FCC Chair Carr’s Threats to Punish Broadcasters Are Unconstitutional

Technology



EFF joined other digital rights and civil liberties organizations in calling out the unconstitutionality of Federal Communications Commission chair Brendan Carr’s recent threats to punish broadcasters for airing statements he disagrees with. 

Carr’s recent threats, like his past threats, are unconstitutional efforts to coerce news coverage that favors President Donald Trump. He wrongly claims that the FCC’s “public interest” standard allows him and the commission to revoke the licenses of broadcasters who publish news that is unflattering to the government is anathema to our country’s core constitutional values. 

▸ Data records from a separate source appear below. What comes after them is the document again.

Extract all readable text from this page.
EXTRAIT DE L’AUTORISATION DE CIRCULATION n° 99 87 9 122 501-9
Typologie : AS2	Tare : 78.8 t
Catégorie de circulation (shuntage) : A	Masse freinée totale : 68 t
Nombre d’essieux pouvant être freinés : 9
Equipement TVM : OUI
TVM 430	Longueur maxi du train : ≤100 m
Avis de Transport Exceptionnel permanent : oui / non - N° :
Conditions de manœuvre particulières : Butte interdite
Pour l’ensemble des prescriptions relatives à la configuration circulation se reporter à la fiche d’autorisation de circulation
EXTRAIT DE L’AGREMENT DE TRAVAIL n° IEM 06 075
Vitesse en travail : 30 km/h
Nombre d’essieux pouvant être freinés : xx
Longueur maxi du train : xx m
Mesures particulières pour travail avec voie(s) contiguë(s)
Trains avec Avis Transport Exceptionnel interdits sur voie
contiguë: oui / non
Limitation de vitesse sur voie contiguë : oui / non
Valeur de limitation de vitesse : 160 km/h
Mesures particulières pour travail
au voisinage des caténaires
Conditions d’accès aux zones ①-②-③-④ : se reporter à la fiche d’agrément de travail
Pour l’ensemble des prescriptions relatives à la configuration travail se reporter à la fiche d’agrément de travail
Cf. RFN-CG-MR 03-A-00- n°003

The First Amendment constrains the FCC’s authority to force broadcasters to toe the government’s line, even though broadcast licensees are required to operate in the “public interest, convenience, and necessity.” Imposing restrictions on licensees’ speech, especially viewpoint-based limitations, are still subject to First Amendment scrutiny even if, in some circumstances, that scrutiny differs somewhat from that applied to non-broadcast media. And the “public interest” requirement, as it were, has never been interpreted to allow the type of viewpoint-based punishment that Carr has threatened here.  

Everyone agrees that news reporting should strive for accuracy, but Carr’s threats have little do with that. Instead, his allegations of “falsity” are a proxy for retaliation based on (1) Carr’s subjective policy disagreements; (2) any criticism of Trump and the administration broadly; (3) treatment of anything that is not the official US government line about the Iran War as “false.” 

We join the call for Carr to withdraw these threats.